In 2020, during the pandemic, Nitin Srivastava found himself back in his hometown, working from home for the first time in years. His father had an accident. The family needed help — not the kind that an app could deliver in thirty minutes, but the kind that shows up, understands your household, knows your father's medicines, and remembers that your mother doesn't like strangers in her kitchen.
That kind of help didn't exist. Not as a service. Not as a company. Not in any form you could rely on.
Nitin had spent nearly two decades across telecom, hospitality, food, and real estate — building products, managing brands, understanding consumers. But this wasn't a consumer insight. It was personal. The gap between the life his family had built and the support they actually had to run it was enormous. And he could see it wasn't just his family. It was every ambitious household in the country — dual-income couples juggling school runs and plumbers, elderly parents managing alone in cities their children had left, professionals whose work calendars were immaculate but whose homes ran on hope and WhatsApp groups.
In July 2021, Pinch was born. Not with a pitch deck. With a simple question: what if every family had one reliable, competent, caring person who took ownership of the daily running of their home?

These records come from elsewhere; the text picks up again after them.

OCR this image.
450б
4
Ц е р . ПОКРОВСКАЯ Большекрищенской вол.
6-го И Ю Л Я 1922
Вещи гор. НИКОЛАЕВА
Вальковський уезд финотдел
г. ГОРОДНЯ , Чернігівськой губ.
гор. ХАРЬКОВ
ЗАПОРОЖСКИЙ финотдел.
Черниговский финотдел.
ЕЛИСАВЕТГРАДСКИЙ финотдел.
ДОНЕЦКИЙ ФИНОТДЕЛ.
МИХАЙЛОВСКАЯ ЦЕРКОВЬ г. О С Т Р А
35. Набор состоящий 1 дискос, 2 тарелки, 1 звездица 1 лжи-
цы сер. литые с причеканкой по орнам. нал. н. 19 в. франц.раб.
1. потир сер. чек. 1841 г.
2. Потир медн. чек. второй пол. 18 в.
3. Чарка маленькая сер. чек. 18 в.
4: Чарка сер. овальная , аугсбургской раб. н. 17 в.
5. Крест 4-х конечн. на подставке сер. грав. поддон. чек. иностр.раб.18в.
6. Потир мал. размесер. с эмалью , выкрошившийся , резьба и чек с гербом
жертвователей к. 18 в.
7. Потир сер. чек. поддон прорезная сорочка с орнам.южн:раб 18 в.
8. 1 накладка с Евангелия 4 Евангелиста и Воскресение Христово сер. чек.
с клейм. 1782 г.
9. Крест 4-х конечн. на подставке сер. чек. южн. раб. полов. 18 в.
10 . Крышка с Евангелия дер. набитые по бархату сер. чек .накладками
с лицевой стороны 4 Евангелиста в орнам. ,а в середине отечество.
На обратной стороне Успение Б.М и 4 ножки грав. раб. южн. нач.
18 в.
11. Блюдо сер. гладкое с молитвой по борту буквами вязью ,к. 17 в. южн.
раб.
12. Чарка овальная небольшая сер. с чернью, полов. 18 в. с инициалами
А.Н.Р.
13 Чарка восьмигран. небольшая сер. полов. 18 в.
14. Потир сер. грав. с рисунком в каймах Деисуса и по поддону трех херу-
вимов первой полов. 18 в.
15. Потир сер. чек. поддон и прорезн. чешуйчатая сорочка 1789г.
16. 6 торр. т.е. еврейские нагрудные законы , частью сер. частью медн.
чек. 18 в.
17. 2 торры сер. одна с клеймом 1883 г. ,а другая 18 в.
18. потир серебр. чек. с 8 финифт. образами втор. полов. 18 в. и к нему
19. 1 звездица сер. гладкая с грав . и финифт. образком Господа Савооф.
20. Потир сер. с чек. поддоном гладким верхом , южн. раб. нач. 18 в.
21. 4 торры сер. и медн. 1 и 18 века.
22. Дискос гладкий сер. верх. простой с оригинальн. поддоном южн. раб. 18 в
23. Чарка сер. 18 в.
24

"I founded Pinch with the objective of simplifying people's lives in a manner that enables them to spend their time on what really matters to them and brings them abundant joy. This is a personal mission for me."
— Nitin Srivastava, FounderWe have not taken the straight path. We have experimented — with cloud kitchens, with daycares, with models that pulled us in too many directions. Each taught us something. And every lesson brought us back to the same truth: the deepest value we create is the relationship between a Lifestyle Manager and a family.
Pinch 2.0 is the company we always meant to build. Focused. Disciplined. Built around the conviction that if you take extraordinary care of people's homes, you earn the right to be part of their lives.